FIFA tested several rule changes in the USISL for the 1994 season. Most were designed to increase offense and all were approved by both the USSF and MLS as the USISL hoped to serve as a minor league to the yet-to-be-launched Division I league. Each division would not be subject to all of the changes but would be assigned a set of them. Experimental rules included: 30-minute halves with the clock stopped for goals, penalties, out-of-bounds, plays, and injuries; a team foul count with penalty shootouts awarded for the seventh foul in each half; an individual foul count with players disqualified after four individual fouls; a kick-in option instead of throw-ins; larger goals; instead of a shootout, tie games awarded as wins based on the number of corner kicks for each team; and taking corner kicks closer to the goal. FIFA would decided after the season which rules to incorporate into MLS. In addition, every team was scheduled two "Designated Make-up Games" to cover any games that might get canceled for any reason.
The USISL played an 18-game season. Most of the Southeast Division only managed to play 17 games because the Jacksonville Fury folded during the season. The Memphis Jackals only managed to play 11 games and the San Diego Top Guns only played half of their schedule. The remainder of the teams in the league completed their full schedules for the most stable season in the USISL to date. During the season, Albany, Rhode Island Stingrays, Puerto Rico Islanders, and Monteregy Bay Jaguars were approved as members to start play in 1995. The Jackson Chargers were also admitted as members and played a provisional schedule in 1994.
The top four or five teams from each division made it into the divisional playoffs with each of the eight winners making it to the Sizzlin' Nine Playoff. Greensboro Dynamo automatically made the playoffs as the ninth team by way of hosting the Sizzlin' Nine tournament and winning the league in 1993. The teams were actually divided into three groups and played a round robin in three venues: Guilford College in Greensboro, N.C.; Stoney Field in Charleston, S.C.; and Broughton High School in Raleigh, N.C.

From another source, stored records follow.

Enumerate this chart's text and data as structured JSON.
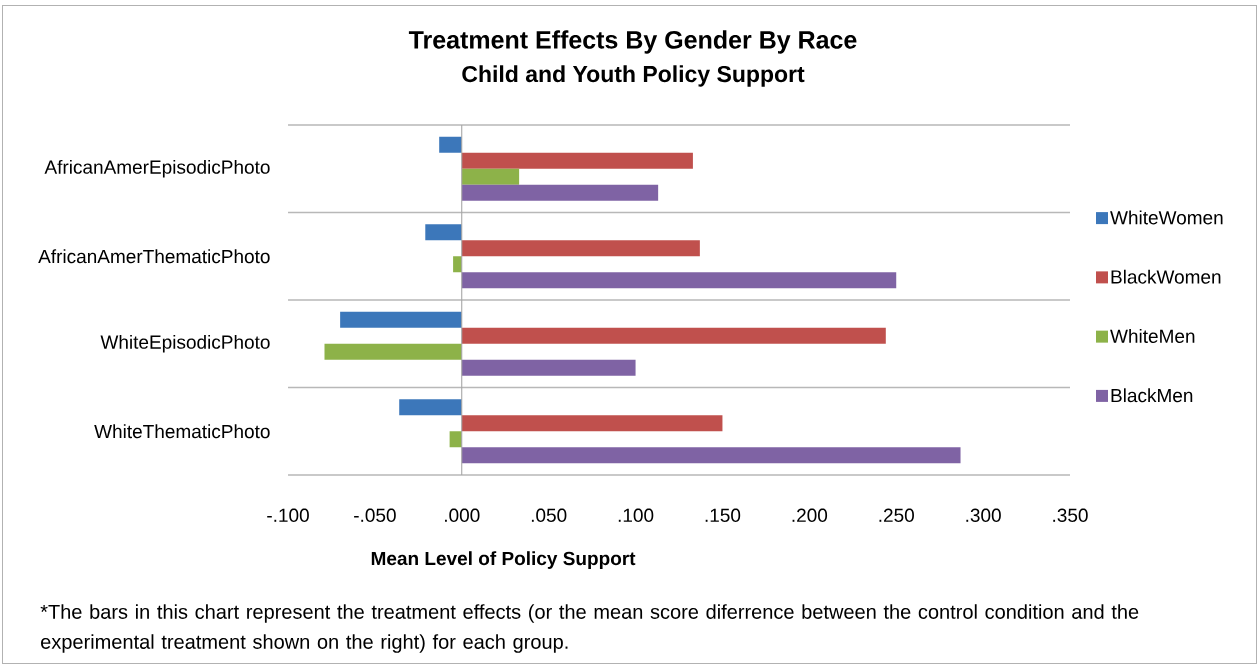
{
  "chart_data": {
    "type": "bar",
    "orientation": "horizontal",
    "title": "Treatment Effects By Gender By Race",
    "subtitle": "Child and Youth Policy Support",
    "xlabel": "Mean Level of Policy Support",
    "categories": [
      "AfricanAmerEpisodicPhoto",
      "AfricanAmerThematicPhoto",
      "WhiteEpisodicPhoto",
      "WhiteThematicPhoto"
    ],
    "series": [
      {
        "name": "WhiteWomen",
        "color": "#3c77ba",
        "values": [
          -0.013,
          -0.021,
          -0.07,
          -0.036
        ]
      },
      {
        "name": "BlackWomen",
        "color": "#c0504d",
        "values": [
          0.133,
          0.137,
          0.244,
          0.15
        ]
      },
      {
        "name": "WhiteMen",
        "color": "#8db249",
        "values": [
          0.033,
          -0.005,
          -0.079,
          -0.007
        ]
      },
      {
        "name": "BlackMen",
        "color": "#7f63a4",
        "values": [
          0.113,
          0.25,
          0.1,
          0.287
        ]
      }
    ],
    "xlim": [
      -0.1,
      0.35
    ],
    "xticks": [
      {
        "value": -0.1,
        "label": "-.100"
      },
      {
        "value": -0.05,
        "label": "-.050"
      },
      {
        "value": 0,
        "label": ".000"
      },
      {
        "value": 0.05,
        "label": ".050"
      },
      {
        "value": 0.1,
        "label": ".100"
      },
      {
        "value": 0.15,
        "label": ".150"
      },
      {
        "value": 0.2,
        "label": ".200"
      },
      {
        "value": 0.25,
        "label": ".250"
      },
      {
        "value": 0.3,
        "label": ".300"
      },
      {
        "value": 0.35,
        "label": ".350"
      }
    ],
    "grid": "y",
    "legend": "right",
    "annotations": [
      "*The bars in this chart represent the treatment effects (or the mean score diferrence between the control condition and the experimental treatment shown on the right) for each group."
    ]
  }
}
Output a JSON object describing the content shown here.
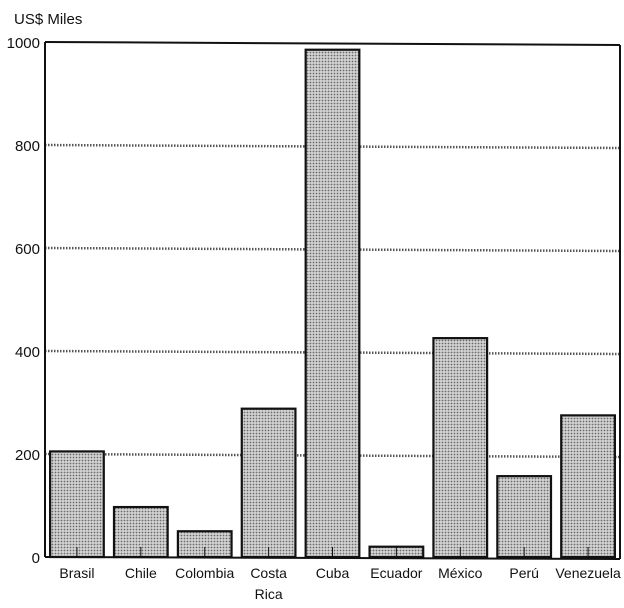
{
  "chart_data": {
    "type": "bar",
    "ylabel": "US$ Miles",
    "categories": [
      "Brasil",
      "Chile",
      "Colombia",
      "Costa Rica",
      "Cuba",
      "Ecuador",
      "México",
      "Perú",
      "Venezuela"
    ],
    "category_lines": [
      [
        "Brasil"
      ],
      [
        "Chile"
      ],
      [
        "Colombia"
      ],
      [
        "Costa",
        "Rica"
      ],
      [
        "Cuba"
      ],
      [
        "Ecuador"
      ],
      [
        "México"
      ],
      [
        "Perú"
      ],
      [
        "Venezuela"
      ]
    ],
    "values": [
      205,
      97,
      50,
      288,
      985,
      20,
      425,
      157,
      275
    ],
    "ylim": [
      0,
      1000
    ],
    "yticks": [
      0,
      200,
      400,
      600,
      800,
      1000
    ],
    "grid": true,
    "bar_fill": "#bdbdbd",
    "bar_stroke": "#111111"
  }
}
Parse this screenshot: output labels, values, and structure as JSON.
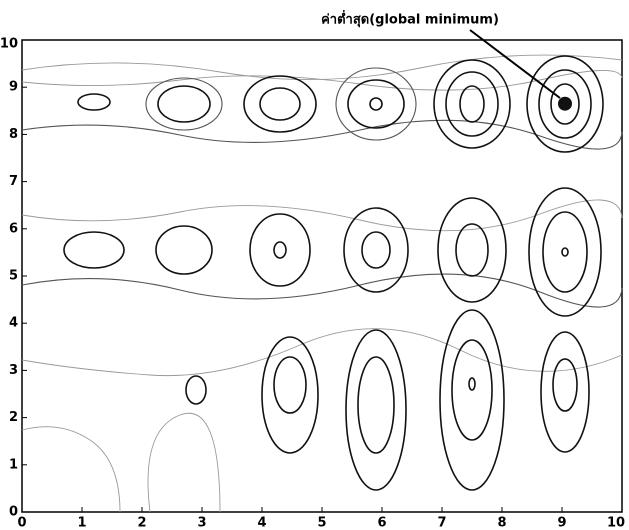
{
  "chart_data": {
    "type": "contour",
    "annotation": {
      "text": "ค่าต่ำสุด(global minimum)",
      "x": 9.05,
      "y": 8.65
    },
    "xlim": [
      0,
      10
    ],
    "ylim": [
      0,
      10
    ],
    "xticks": [
      0,
      1,
      2,
      3,
      4,
      5,
      6,
      7,
      8,
      9,
      10
    ],
    "yticks": [
      0,
      1,
      2,
      3,
      4,
      5,
      6,
      7,
      8,
      9,
      10
    ]
  }
}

Greensboro beat the Dallas/Fort Worth Toros and Birmingham Grasshoppers to advance out of the Greensboro group. Charleston Battery beat the Cocoa Expos and Chico Rooks to advance out of the Charleston group. Each team in the Raleigh group ended with one win and one loss. The Minnesota Thunder, who went undefeated in division play beat Long Island Rough Riders 4-2 but suffered their first loss of the season by the Los Angeles Cobras in a shootout. The Rough Riders then beat the Cobras 8-2. Under point system, the Minnesota Thunder won the group because the points they received for the shootout loss was enough to push them top the top.
Cocoa, Long Island and D/FW Toros each tied for the wildcard spot into the semifinals with 11 points each (six points for a win and one point for each goal up to three per game). Long Island took the wildcard on a tiebreaker due to having the most goals over the two games: ten for Long Island; eight for Cocoa; and six for D/FW.
At the University of North Carolina at Greensboro, the Greensboro Dynamo edged the Long Island Rough Riders 2-1 in overtime in one semifinal. And, in the second, the Minnesota Thunder easily handled the Charleston Battery 5-0 before 5000 in Charleston. The final was also held at UNC-Greensboro. The 5159 in attendance got to see a classic. Mike Gailey scored in the 10th minute to put Greensboro ahead. But, Gerard Lagos scored in the 46th minute to even the score. Neither team scored in regulation or overtime sending the final to a shootout. Greensboro took the shootout two goals to one to win back-to-back USISL titles.